Ella Kogan

Artist’s Statement: I want the viewer to understand how ultimately fragile we all are, and at the same time how strong and resilient. I want my works to awaken positive feelings, to empower and have a healing impact.

Mission: My sculptures capture a moment frozen for eternity. But each of them has a longer story to tell. The thoughts, hopes, memories and fears that have shaped me as a person likewise shape my works. My creativity is authentic and electrifying precisely because it is a metaphoric translation of my life’s struggles and experiences. My sculptures are inspired by ideas of tolerance and acceptance of our diversity. I want to challenge the viewer to a discussion, perhaps even a heated debate.

Biography:

For many people, art is a calling, for Ella art flows through her veins. Leonid Kogan, Ella`s father, studied art at the Academy of Art in St. Petesrburg. Leonid Kogan learned to paint still life from some of the great modern Russian teachers, such as Isaak Brodsky, and Bershadsky and Boris Ioganson. His works are in displayed in Tretiakovka Russian Museum in St.Petersburg and private collections.

Ella`s childhood was painted with strokes of brilliance. Leonid`s artistic mind sculpted Ella`s passion to communicate her ideas of beauty and pain through art. Ella`s son, Emil, has followed in his grandfather and mother`s path by creating chaotically controlled Jackson Pollack-esque paintings. For the Kogan`s, art is dripped, sculpted, and brushed by a wiring deeply imbedded into their inner design.

For Ella, art is the beginning of a conversation. She sculpts to provoke and communicate.

The artist does not attempt to imitate reality. Her work reflects reality on a metaphysical level, bringing to the surface what lies beneath. She takes her entire life with her into her art. Each thought, hope, memory and fear that has shaped her as a person likewise shapes her works.

Ella’s high professionalism as a sculptor, coupled with her intuition, her innate sense of form and her personal vision makes the artist’s work truly unique and admirable. A nude is not about portraying flesh, muscle, bone or skin. It only serves to bare the human story enclosed within. “My sculptures display a moment frozen for infinity”, says the artist. “Yet, they are ever ready to move, breathe and speak”.

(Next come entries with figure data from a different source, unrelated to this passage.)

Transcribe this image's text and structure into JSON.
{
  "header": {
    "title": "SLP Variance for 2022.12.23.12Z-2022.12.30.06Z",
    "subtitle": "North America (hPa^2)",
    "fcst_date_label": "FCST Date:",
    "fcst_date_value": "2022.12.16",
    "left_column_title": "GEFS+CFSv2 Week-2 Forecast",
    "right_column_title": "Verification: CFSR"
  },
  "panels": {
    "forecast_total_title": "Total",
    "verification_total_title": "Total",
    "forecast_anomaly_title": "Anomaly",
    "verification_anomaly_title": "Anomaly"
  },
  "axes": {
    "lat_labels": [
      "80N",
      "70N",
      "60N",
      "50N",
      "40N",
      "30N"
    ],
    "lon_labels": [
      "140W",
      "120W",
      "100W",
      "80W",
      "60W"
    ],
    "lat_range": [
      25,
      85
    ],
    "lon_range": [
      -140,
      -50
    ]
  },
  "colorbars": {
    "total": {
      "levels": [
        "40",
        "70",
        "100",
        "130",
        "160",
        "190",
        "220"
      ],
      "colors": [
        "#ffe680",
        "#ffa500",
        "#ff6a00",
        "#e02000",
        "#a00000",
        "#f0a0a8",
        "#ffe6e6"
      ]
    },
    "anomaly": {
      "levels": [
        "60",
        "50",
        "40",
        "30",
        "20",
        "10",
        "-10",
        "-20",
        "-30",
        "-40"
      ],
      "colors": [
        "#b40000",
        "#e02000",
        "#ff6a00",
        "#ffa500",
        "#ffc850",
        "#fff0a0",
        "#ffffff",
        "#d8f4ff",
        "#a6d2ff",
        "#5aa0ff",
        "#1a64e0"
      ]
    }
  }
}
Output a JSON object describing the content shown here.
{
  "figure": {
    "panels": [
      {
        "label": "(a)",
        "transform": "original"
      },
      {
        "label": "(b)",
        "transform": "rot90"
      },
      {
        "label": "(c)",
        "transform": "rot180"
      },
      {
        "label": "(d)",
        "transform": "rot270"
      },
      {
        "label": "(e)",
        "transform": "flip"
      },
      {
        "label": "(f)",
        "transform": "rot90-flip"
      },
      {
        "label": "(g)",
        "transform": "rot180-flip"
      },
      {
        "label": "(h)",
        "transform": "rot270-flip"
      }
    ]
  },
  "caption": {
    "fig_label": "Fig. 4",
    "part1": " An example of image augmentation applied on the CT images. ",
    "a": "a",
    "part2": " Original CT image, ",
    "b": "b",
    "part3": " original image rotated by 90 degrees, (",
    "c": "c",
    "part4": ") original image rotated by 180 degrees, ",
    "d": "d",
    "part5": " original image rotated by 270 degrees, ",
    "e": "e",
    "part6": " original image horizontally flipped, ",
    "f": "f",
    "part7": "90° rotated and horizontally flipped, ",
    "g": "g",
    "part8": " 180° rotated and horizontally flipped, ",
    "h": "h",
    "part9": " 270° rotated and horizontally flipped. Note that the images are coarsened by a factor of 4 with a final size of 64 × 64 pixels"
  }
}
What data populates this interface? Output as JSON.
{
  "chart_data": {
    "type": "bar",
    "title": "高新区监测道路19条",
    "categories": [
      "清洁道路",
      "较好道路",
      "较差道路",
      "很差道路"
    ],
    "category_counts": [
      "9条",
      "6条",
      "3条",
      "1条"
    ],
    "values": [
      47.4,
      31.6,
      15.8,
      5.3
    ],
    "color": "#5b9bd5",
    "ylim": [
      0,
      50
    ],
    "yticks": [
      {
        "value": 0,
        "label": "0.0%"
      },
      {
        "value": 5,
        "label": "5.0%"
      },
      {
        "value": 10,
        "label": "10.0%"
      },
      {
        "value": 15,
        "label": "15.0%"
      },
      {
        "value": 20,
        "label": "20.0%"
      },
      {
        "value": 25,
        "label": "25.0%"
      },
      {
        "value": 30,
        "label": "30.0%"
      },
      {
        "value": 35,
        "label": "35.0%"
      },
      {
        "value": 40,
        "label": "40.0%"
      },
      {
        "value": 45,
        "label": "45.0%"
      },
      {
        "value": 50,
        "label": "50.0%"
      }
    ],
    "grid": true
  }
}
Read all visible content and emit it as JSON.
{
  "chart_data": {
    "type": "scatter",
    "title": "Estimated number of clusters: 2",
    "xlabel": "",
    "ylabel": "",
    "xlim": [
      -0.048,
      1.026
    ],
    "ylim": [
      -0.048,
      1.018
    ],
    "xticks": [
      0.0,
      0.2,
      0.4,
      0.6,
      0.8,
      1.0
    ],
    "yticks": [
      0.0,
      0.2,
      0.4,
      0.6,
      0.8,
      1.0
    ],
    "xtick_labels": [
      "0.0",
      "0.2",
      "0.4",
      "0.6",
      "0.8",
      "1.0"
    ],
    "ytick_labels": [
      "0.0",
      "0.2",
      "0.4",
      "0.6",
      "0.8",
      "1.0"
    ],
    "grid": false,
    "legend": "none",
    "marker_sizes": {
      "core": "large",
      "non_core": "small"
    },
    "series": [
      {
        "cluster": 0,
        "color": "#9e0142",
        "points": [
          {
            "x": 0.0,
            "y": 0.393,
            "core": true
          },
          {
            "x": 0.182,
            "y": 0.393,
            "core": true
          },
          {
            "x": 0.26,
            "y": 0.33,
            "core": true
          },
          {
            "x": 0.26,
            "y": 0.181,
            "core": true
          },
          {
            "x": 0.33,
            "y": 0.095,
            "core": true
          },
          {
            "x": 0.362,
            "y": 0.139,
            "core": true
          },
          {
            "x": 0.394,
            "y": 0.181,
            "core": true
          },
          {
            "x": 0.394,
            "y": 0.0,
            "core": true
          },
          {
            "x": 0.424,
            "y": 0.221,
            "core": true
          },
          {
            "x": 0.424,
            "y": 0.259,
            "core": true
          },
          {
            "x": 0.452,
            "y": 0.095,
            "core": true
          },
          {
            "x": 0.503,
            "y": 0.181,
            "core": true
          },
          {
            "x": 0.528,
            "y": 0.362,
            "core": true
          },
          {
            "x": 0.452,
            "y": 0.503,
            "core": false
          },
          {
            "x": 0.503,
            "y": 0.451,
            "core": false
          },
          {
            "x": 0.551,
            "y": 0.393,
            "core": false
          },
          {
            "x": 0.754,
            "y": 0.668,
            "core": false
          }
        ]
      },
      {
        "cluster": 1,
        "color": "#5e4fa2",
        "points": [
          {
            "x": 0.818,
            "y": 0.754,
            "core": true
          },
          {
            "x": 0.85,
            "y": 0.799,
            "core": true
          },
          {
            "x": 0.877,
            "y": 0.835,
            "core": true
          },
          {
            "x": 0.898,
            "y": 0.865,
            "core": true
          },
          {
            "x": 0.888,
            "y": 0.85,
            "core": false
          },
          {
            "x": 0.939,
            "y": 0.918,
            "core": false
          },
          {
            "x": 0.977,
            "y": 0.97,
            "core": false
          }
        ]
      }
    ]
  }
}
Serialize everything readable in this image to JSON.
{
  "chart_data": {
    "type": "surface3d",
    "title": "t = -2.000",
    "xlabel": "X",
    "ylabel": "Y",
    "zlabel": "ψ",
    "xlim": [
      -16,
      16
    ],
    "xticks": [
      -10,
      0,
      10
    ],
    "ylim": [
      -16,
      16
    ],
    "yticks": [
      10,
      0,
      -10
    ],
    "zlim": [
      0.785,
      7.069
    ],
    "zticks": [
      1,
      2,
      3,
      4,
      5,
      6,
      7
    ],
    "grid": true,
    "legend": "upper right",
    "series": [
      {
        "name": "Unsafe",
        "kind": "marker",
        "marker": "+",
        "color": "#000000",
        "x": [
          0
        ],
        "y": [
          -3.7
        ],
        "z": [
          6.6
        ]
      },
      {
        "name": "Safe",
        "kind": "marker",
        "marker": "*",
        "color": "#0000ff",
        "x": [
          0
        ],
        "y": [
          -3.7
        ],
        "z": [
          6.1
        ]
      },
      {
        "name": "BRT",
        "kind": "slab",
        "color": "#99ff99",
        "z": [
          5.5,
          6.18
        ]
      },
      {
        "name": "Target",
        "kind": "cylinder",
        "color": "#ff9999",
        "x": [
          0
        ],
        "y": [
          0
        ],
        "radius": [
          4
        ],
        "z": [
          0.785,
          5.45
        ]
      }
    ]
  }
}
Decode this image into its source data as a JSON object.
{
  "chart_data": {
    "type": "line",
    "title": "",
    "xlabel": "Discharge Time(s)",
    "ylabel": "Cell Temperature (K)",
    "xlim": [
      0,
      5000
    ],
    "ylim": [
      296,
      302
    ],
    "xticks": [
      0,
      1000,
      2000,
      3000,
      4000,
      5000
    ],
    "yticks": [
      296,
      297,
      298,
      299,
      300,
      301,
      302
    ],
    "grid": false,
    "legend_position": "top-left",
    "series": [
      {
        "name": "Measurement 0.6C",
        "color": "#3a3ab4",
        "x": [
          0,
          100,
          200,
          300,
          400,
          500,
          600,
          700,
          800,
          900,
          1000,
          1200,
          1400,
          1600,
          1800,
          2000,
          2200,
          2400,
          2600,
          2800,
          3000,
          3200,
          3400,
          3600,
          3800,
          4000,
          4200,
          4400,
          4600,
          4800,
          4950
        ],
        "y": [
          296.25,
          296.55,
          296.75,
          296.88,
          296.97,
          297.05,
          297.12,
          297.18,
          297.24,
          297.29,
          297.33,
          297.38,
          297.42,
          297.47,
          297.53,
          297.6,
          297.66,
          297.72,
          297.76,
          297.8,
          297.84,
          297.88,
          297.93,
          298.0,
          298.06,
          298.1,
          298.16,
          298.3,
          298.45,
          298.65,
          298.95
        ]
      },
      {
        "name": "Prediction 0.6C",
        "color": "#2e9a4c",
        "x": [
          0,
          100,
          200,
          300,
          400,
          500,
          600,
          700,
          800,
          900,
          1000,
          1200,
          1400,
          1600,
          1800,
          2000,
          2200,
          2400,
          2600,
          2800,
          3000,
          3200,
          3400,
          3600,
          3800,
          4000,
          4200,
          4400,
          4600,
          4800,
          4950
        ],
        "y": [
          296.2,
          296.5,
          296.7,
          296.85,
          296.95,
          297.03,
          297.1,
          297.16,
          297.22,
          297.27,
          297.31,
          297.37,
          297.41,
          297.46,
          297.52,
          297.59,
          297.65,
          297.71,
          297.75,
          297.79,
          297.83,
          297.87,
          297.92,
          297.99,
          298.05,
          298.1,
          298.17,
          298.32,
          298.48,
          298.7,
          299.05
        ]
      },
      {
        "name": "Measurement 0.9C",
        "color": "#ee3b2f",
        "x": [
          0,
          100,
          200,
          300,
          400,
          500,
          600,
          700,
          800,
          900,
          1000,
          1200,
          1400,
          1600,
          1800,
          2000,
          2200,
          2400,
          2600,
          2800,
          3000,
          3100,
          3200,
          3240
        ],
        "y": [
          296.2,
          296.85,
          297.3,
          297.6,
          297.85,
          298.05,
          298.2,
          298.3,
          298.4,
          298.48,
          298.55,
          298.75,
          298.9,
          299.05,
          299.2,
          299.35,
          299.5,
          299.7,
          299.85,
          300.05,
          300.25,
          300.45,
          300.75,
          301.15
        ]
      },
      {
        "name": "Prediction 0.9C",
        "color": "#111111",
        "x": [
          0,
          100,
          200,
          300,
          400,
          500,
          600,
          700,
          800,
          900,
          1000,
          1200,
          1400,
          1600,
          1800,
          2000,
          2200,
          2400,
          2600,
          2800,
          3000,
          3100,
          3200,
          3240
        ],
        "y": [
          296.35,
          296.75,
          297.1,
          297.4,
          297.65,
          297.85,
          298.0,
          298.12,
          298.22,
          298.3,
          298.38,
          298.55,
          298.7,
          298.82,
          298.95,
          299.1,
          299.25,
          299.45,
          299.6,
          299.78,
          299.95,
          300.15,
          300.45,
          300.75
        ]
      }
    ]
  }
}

We live in a world where the human potential for good and evil has increased enormously, in a world of very few illusions and definite answers. The eternal harmony manifested in the art of the Renaissance seems gone forever. Ella Kogan expresses through her work the eternal uncertainly and inherent turmoil of the human predicament. Out of the disintegrated parts of a once finished sculpture a work infused with new insight is born.

“I do not claim to know all the answers”, says the artist. “In fact, I feel that I have succeeded in bringing a sculpture to life when someone can imagine the same subject differently from how I represented it.”

Freedom and Imagination are the two words that immediately come to mind when looking at the talented sculptures created by Ella Kogan.